Crosby had a goal and two assists as the Penguins erased an early two-goal deficit and flattened the Flyers, 10-3. The Flyers still hold a commanding 3-1 lead, but the series heads back to Pittsburgh where the Penguins led the Eastern Conference with 29 regular-season home wins. For Crosby and the Pens, there's no place like the Consol Energy Center.
The Penguins chased Ilya Bryzgalov with five goals. They peppered Sergei Bobrovsky for five more. If there was such a thing as a third-string goalie, Flyers coach Peter Laviolette would have put him in. Auntie Em! Auntie Em!
"There's nothing you can do. We lost," Bryzgalov said. "It's a 3-1 in the series right now. We need to win the one game and everything will be over."
Jordan Staal had a hat trick and Evgeni Malkin chipped in two goals and an assist and was a plus-4.
The Penguins tied the record for most goals scored by a Flyers opponent in a postseason game. The only other team to crack double figures against the Flyers in the playoffs? Also the Penguins, with five goals from Mario Lemieux in a 10-7 win in 1989.

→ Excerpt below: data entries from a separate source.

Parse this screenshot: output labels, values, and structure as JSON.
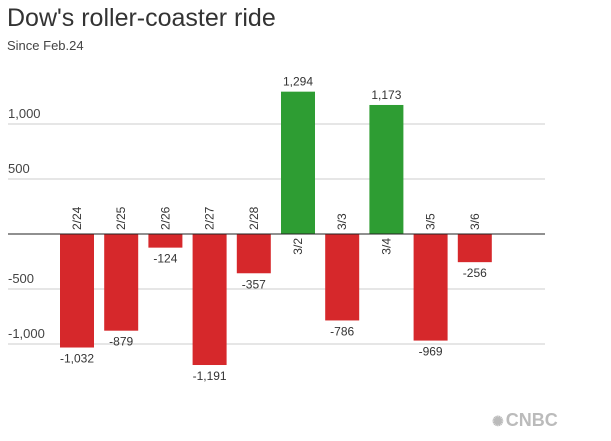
{
  "header": {
    "title": "Dow's roller-coaster ride",
    "subtitle": "Since Feb.24"
  },
  "logo": {
    "text": "CNBC",
    "icon": "peacock-icon"
  },
  "chart_data": {
    "type": "bar",
    "title": "Dow's roller-coaster ride",
    "subtitle": "Since Feb.24",
    "xlabel": "",
    "ylabel": "",
    "categories": [
      "2/24",
      "2/25",
      "2/26",
      "2/27",
      "2/28",
      "3/2",
      "3/3",
      "3/4",
      "3/5",
      "3/6"
    ],
    "values": [
      -1032,
      -879,
      -124,
      -1191,
      -357,
      1294,
      -786,
      1173,
      -969,
      -256
    ],
    "value_labels": [
      "-1,032",
      "-879",
      "-124",
      "-1,191",
      "-357",
      "1,294",
      "-786",
      "1,173",
      "-969",
      "-256"
    ],
    "yticks": [
      1000,
      500,
      -500,
      -1000
    ],
    "ytick_labels": [
      "1,000",
      "500",
      "-500",
      "-1,000"
    ],
    "ylim": [
      -1300,
      1400
    ],
    "grid": true,
    "colors": {
      "positive": "#2e9d33",
      "negative": "#d6282b"
    }
  }
}
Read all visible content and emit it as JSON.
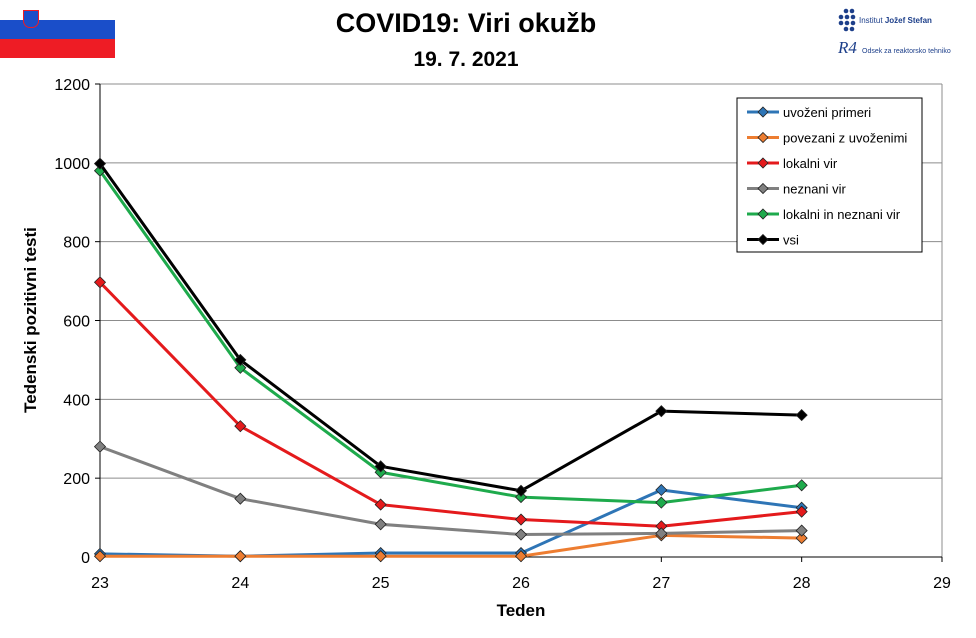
{
  "header": {
    "title": "COVID19: Viri okužb",
    "date": "19. 7. 2021"
  },
  "logo": {
    "institute_prefix": "Institut",
    "institute_name": "Jožef Stefan",
    "department": "Odsek za reaktorsko tehniko",
    "mark": "R4"
  },
  "chart_data": {
    "type": "line",
    "xlabel": "Teden",
    "ylabel": "Tedenski pozitivni testi",
    "xlim": [
      23,
      29
    ],
    "ylim": [
      0,
      1200
    ],
    "x_ticks": [
      23,
      24,
      25,
      26,
      27,
      28,
      29
    ],
    "y_ticks": [
      0,
      200,
      400,
      600,
      800,
      1000,
      1200
    ],
    "grid": true,
    "legend_position": "top-right",
    "series": [
      {
        "name": "uvoženi primeri",
        "color": "#2e75b6",
        "x": [
          23,
          24,
          25,
          26,
          27,
          28
        ],
        "values": [
          8,
          2,
          10,
          10,
          170,
          125
        ]
      },
      {
        "name": "povezani z uvoženimi",
        "color": "#ed7d31",
        "x": [
          23,
          24,
          25,
          26,
          27,
          28
        ],
        "values": [
          2,
          2,
          2,
          2,
          55,
          48
        ]
      },
      {
        "name": "lokalni vir",
        "color": "#e41a1c",
        "x": [
          23,
          24,
          25,
          26,
          27,
          28
        ],
        "values": [
          697,
          332,
          133,
          95,
          78,
          115
        ]
      },
      {
        "name": "neznani vir",
        "color": "#808080",
        "x": [
          23,
          24,
          25,
          26,
          27,
          28
        ],
        "values": [
          280,
          148,
          83,
          57,
          60,
          67
        ]
      },
      {
        "name": "lokalni in neznani vir",
        "color": "#1eaa4c",
        "x": [
          23,
          24,
          25,
          26,
          27,
          28
        ],
        "values": [
          980,
          480,
          215,
          152,
          138,
          182
        ]
      },
      {
        "name": "vsi",
        "color": "#000000",
        "x": [
          23,
          24,
          25,
          26,
          27,
          28
        ],
        "values": [
          998,
          500,
          230,
          168,
          370,
          360
        ]
      }
    ]
  }
}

"We just played a full game," Crosby said. "It doesn't always mean you're going to score 10 goals. We expect the next one to be tougher for sure."
The Penguins looked very much like the Stanley Cup favorites they were installed as prior to the start of the playoffs.
Another troubling sign was that Marc-Andre Fleury, after a shaky first period, had his strongest game of the series. The Penguins goalie came into the contest dragging a 6.34 goals-against average. He is now 4-1 in road games when the Penguins are facing elimination.
"The power play got us back in the game," Fleury said. "We took the lead, then got a few [more goals] and people started leaving. That was kind of nice."
Pittsburgh was playing shorthanded because of suspensions to Arron Asham, Craig Adams and 40-goal scorer James Neal.
One of the beneficiaries of the suspensions was Pittsburgh prospect Eric Tangradi, who saw his first action of the series. Tangradi grew up in Roxborough and attended Archbishop Carroll for 2 years. Tangradi had an assist on Staal's first goal and was a plus-2.
"The stage couldn't be any bigger," said Tangradi, whose last playoff game here was as a fan during the 2010 run. "Being from Philadelphia I've seen a few playoff games in my time living here. I've had a lot of great memories. To be able to play in one, it was a great thrill and a great honor."
A Pittsburgh team that looked shabby and in disarray through the first three games of this series, rolled through the Wells Fargo Center like a tornado through Kansas. Any fans who brought brooms to the arena rode them home like the Wicked Witch of the East.
If they have to chant "Crosby Sucks" for Game 6 on Sunday, it will be filled with a lot more nervousness than venom. The Flyers still are in control, but the Penguins heart is still beating.
"We needed a lot of guys to step up to win this first one and try to keep things rolling," Staal said. "A lot of guys in the room know how to play playoff hockey and I thought we had a great effort."